Mastercard is seeking a role in the development of China’s central bank digital currency (CBDC) by supporting the use of the digital yuan for cross-border transactions and its conversion to and from foreign currencies, according to South China Morning Post (SCMP).

Mastercard Asia-Pacific co-president Ling Hai confirmed in an interview with the Hong Kong-based publication that the People’s Bank of China (PBOC) is one of a number of central banks that the card network is in discussion with in order “to enable cross-border use of their respective digital currencies”.

“Central bank digital currencies such as that being piloted by Beijing could be circulated outside their home countries and converted into foreign currencies via a card clearing network acting as the conversion agent,” Ling Hai said.

Prepaid card

Ling Hai also indicated that Mastercard may be considering a prepaid card enabling users to store and convert digital yuan similar to the one it launched in the Bahamas for storing and converting the country’s Sand Dollar CBDC.

“Extending the experience of the Bahamas Sand dollar, in the future a Hong Kong resident with a prepaid card could convert their Hong Kong dollars into digital yuan and reduce the need for currency conversion when travelling within the bay area,” SCMP says.

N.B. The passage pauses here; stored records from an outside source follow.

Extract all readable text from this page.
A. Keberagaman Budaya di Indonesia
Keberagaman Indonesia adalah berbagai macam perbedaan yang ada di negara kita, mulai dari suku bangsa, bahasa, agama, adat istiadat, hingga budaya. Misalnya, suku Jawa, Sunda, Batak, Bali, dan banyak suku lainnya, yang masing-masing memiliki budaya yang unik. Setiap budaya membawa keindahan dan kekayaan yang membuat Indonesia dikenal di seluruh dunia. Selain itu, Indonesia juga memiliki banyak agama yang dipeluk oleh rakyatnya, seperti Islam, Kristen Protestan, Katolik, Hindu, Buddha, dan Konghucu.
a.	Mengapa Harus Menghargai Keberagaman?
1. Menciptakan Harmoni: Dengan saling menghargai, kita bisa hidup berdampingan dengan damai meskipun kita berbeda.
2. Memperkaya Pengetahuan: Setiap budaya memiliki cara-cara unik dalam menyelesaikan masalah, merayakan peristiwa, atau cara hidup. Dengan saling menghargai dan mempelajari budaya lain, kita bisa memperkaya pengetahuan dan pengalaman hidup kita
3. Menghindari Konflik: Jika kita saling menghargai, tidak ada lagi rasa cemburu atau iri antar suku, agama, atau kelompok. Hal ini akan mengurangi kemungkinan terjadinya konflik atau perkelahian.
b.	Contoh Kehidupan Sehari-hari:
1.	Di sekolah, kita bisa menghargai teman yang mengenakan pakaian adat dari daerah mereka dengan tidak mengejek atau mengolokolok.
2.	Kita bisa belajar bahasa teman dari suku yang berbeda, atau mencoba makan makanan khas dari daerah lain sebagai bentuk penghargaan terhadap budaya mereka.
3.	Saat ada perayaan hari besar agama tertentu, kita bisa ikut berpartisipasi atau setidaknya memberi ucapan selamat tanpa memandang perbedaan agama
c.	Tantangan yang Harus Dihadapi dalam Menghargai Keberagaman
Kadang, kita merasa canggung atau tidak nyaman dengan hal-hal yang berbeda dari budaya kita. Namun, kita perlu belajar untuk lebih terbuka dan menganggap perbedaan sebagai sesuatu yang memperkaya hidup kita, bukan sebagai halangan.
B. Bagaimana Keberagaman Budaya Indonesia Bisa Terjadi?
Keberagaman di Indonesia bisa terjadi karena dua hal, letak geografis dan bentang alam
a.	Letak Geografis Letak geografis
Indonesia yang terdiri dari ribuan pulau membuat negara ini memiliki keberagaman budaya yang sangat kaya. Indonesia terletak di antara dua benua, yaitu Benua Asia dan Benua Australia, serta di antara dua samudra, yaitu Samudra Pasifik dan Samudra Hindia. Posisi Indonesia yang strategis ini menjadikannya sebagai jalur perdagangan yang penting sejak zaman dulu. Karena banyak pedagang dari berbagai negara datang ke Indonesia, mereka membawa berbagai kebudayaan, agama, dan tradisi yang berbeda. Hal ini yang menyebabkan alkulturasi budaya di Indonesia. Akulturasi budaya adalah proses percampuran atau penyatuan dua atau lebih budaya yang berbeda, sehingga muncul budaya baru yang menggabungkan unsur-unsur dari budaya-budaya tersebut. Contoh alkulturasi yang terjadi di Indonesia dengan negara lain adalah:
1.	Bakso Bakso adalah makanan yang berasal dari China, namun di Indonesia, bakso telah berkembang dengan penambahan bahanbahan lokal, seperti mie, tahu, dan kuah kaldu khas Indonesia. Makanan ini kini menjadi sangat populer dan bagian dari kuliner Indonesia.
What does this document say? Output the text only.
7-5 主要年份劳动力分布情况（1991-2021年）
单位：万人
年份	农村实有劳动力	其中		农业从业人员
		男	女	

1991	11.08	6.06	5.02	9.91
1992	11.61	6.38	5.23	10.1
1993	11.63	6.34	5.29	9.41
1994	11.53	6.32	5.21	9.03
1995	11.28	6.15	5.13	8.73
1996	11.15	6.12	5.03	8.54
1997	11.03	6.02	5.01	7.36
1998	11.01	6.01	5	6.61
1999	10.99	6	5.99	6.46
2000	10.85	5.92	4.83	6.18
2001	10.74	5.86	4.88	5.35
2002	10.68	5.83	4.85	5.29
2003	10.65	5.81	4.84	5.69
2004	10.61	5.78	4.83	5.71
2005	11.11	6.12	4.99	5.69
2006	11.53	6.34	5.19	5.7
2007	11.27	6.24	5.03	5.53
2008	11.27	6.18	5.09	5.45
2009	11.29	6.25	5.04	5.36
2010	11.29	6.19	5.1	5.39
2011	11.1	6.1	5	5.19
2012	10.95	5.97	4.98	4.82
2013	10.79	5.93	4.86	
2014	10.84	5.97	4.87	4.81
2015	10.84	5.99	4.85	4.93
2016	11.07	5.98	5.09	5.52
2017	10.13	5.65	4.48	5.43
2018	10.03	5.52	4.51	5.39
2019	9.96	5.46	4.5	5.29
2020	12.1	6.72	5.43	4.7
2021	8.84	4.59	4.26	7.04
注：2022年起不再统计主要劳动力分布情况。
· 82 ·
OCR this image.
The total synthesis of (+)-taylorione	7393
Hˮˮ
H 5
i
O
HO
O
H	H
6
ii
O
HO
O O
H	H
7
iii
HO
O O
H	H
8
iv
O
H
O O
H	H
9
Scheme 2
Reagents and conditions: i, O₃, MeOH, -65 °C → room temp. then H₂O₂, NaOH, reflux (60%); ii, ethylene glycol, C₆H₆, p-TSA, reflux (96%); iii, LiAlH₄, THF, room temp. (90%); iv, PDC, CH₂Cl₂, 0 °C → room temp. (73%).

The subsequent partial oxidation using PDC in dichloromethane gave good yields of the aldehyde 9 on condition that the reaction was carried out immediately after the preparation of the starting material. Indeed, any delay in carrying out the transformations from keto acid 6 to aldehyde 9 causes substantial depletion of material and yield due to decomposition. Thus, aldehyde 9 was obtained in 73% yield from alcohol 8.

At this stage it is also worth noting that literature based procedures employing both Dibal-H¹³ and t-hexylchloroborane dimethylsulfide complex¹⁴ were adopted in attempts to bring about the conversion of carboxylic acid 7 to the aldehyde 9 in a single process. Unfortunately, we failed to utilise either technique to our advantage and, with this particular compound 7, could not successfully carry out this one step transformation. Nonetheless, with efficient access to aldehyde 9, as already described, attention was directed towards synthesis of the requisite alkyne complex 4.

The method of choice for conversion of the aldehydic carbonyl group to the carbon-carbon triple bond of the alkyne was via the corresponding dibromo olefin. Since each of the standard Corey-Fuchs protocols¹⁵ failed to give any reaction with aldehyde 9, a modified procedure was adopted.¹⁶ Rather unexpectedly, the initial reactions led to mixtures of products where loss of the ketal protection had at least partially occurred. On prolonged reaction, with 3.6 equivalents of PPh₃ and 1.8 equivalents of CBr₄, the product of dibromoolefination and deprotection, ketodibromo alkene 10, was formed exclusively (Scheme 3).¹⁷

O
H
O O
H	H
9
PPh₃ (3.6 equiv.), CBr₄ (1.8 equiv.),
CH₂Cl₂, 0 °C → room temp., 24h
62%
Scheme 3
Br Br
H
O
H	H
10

“While central banks can address their domestic issues associated with digital sovereign currencies, the role we can always play is on interoperability, when the payment goes beyond a country’s borders,” Ling Hai added.

“For us, supporting a central bank digital currency is similar to adding another fiat currency onto our network.

“Conversion across a hybrid of both fiat and digital currencies could hold the key to broadening merchants’ acceptance of central bank digital currencies.”

The PBOC unveiled its CBDC ‘Bridge’ project with the Hong Kong Monetary Authority, the Bank of Thailand and the Central Bank of the UAE to explore the use of digital currency cross-border payments in February.